Green Papaya Salad with Long Bean, Limes, Roasted Peanuts and Sticky Rice

Som Tum


Preparation info

  • Difficulty


  • Makes

    4 to 6

    servings as part of a multi-dish meal

Appears in

Southeast Asian Flavors: Adventures in Cooking the Foods of Thailand, Vietnam, Malaysia & Singapore

Southeast Asian Flavors

By Robert Danhi

Published 2008

  • About

When I land in Thailand this is the first dish I seek out. On the streets of Thailand, a tall clay mortar with a large wooden pestle signals the rhythmic pounding that characterizes this dish. Vendors make salads to order. Don’t be surprised if they offer you a taste to see if you like how they seasoned it, speak up, this is your chance to tweak the flavors to suite your palate. This Northeast Thai favorite is served sticky rice, to cool its fiery bite.

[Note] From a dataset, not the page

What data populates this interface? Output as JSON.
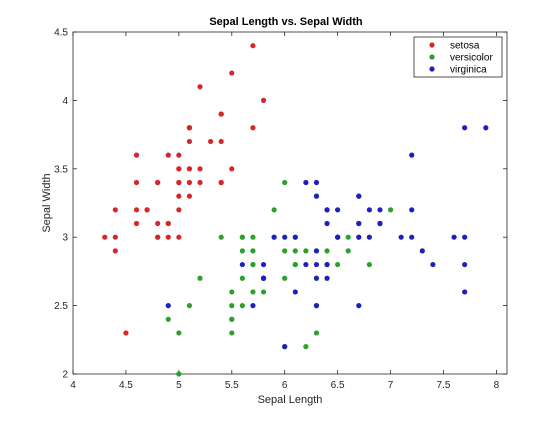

Though it’s traditional to add fermented crabs, this is one time I throw tradition to the wind. The rank flavor and aroma of that condiment is too much for even my seasoned palate. One version I did especially like had slivers of thin-skinned limes pounded right in with the papaya. Their essential oils perfumed the simultaneously chewy and crunchy salad.


  • 4 cloves Garlic
  • 2 to 4 Thai bird chilies stems removed
  • 1 Tbsp. Dried shrimp
  • 2 Tbsp. Tamarind pulp
  • ¼ cup Lime juice
  • 4 Tbsp. Fish sauce (nahm pla)
  • 3 Tbsp. Light brown palm sugar
  • 1 cup Long beans, cut in 1½ to 2-inch (5 cm.) lengths or other green beans
  • 4 cup Green papaya, hand-cut into rough slivers, about ⅛ inch (0.3 cm.) thick
  • ¼ cup Peanuts, roasted in dry pan, roughly chopped
  • 8 Cherry tomatoes, halved
  • ¼ Head Green cabbage, cut into 4 wedges
  • 2 cups Steamed Sticky Rice


  1. Prepare the Dressing: In minifood processor, combine garlic and chilies together; pulse to roughly chop. Add the dried shrimp, tamarind, lime juice, fish sauce and palm sugar; pulse until shrimp are broken up a bit (still large pieces).
  2. Make Salad: Combine this dressing with long beans in a bowl. Using a stiff whisk, meat mallet, or potato masher pound the beans to bruise them well (about 10 strokes). Add the papaya and peanuts; continue to pound, tossing mixture with the dressing after every few stokes. Add the tomato pieces; pound a few times to bruise lightly, and then stir to incorporate.
  3. Taste and adjust as needed with more fish sauce, lime juice or palm sugar. Serve with the cabbage and sticky rice.